Nos descendants éloignés n’oublieront pas nos révoltes vaines.

 Nos descendants respectueux étudieront notre épopée dérisoire,

  Peut-être une descendante curieuse fouillera-t-elle dans des registres poussiéreux

  Et ses recherches respectueuses reconstruiront mon itinéraire effacé ?

  Son amour filial étudiera cette période révolue,

  Dans une enquête méthodique elle retracera mon épopée oubliée,

  Le voyage chaotique qui m’amena à cette issue dérisoire.

 Petite-fille éloignée, tu écriras pour un public attentif.

  Petite-fille plus cultivée que moi, tu porteras un patronyme familier.

  Rejeton éloigné, tu traverseras une mer dangereuse,

  Et, dans un style original, tu écriras ces fragments dépareillés

  Qui, par additions successives, raviront un public étonné,

  Et ce livre encore hypothétique émouvra mille lecteurs attentifs.

 Mon histoire morcelée ne sera pas oubliée grâce à ce bilan systématique,

  Et ton histoire, inséparable de moi, s’inscrira dans cette filiation continue.

  Ces souvenirs morcelés s’agrègeront à la légende immense

  Des générations laborieuses qu’oublièrent parfois des historiens négligents.

  Ton œuvre affectueuse dressera un bilan objectif,

  Et un portrait fidèle se dégagera de cette description systématique.

 Par ce récit apparemment décousu tu susciteras peut-être des révoltes spontanées,

  Si ce récit réaliste ranime des velléités enfouies

  Des initiatives décousues se rallieront face aux ennemis ancestraux,

  Des forces régénérées susciteront des rébellions légitimes,

  Et les peuples insurgés entreront dans la révolte finale,

  Les luttes populaires évinceront les soulèvements spontanés.

 Bien que mon trépas prématuré puisse sembler une conclusion vaine,

  Tout trépas exemplaire manifeste une vérité symbolique,

  Et ma disparition prématurée signifie une injustice flagrante.

  Mon sommeil définitif semblât-il une abolition irrévocable,

  Ma page ultime ne s’achèvera pas sur une conclusion pessimiste,

  Et Clémence la tournusienne n’aura pas vécu une expérience vaine.

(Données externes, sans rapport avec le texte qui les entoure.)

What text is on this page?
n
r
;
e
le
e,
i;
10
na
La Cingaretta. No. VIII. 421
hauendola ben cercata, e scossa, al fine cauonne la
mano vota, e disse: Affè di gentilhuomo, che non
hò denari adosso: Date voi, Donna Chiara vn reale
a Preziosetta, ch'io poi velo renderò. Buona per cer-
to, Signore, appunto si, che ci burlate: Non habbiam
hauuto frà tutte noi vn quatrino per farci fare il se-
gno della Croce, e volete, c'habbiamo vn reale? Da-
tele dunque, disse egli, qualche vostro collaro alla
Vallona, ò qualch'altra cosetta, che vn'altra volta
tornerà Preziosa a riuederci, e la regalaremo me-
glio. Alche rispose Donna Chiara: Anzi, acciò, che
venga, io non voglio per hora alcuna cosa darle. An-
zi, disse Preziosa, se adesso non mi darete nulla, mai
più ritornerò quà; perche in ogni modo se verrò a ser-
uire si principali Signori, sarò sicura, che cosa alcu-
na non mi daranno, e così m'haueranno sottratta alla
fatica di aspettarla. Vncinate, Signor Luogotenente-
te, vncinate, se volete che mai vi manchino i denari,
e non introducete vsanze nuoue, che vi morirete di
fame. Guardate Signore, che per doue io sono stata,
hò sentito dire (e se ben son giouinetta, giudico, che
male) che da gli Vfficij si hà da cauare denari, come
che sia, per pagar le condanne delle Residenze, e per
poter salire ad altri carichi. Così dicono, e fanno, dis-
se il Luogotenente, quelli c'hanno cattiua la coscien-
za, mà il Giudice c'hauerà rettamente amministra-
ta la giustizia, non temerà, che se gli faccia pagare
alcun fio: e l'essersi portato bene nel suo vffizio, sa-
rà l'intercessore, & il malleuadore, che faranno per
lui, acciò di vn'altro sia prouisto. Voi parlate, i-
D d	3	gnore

Pissenlit (contrainte inventée par Noël Bernard). Il s’agit d’écrire un texte selon une structure fractale analogue à celle illustrée par la figure ci-dessous. Chaque phrase comporte, dans l’ordre, un substantif, un adjectif, un verbe, un substantif et un adjectif : nommons les S1, A2, V3, S4, A5. Et chaque phrase possède cinq phrase filles : la fille 1 partage le même S1 ; la fille 2 le même A2, etc. Ces filiations sont matérialisées par les indentations du texte. Chaque S, A ou V est utilisé tout au long d’une chaîne de filiations, et en revanche ne figure nulle part ailleurs dans le texte. Pour être un vrai fractal, le processus devrait être infini. Dans la réalité l’auteur s’arrête au bout d’un nombre fini d’itérations : charge reste à l’imaginaire de poursuivre à l’infini.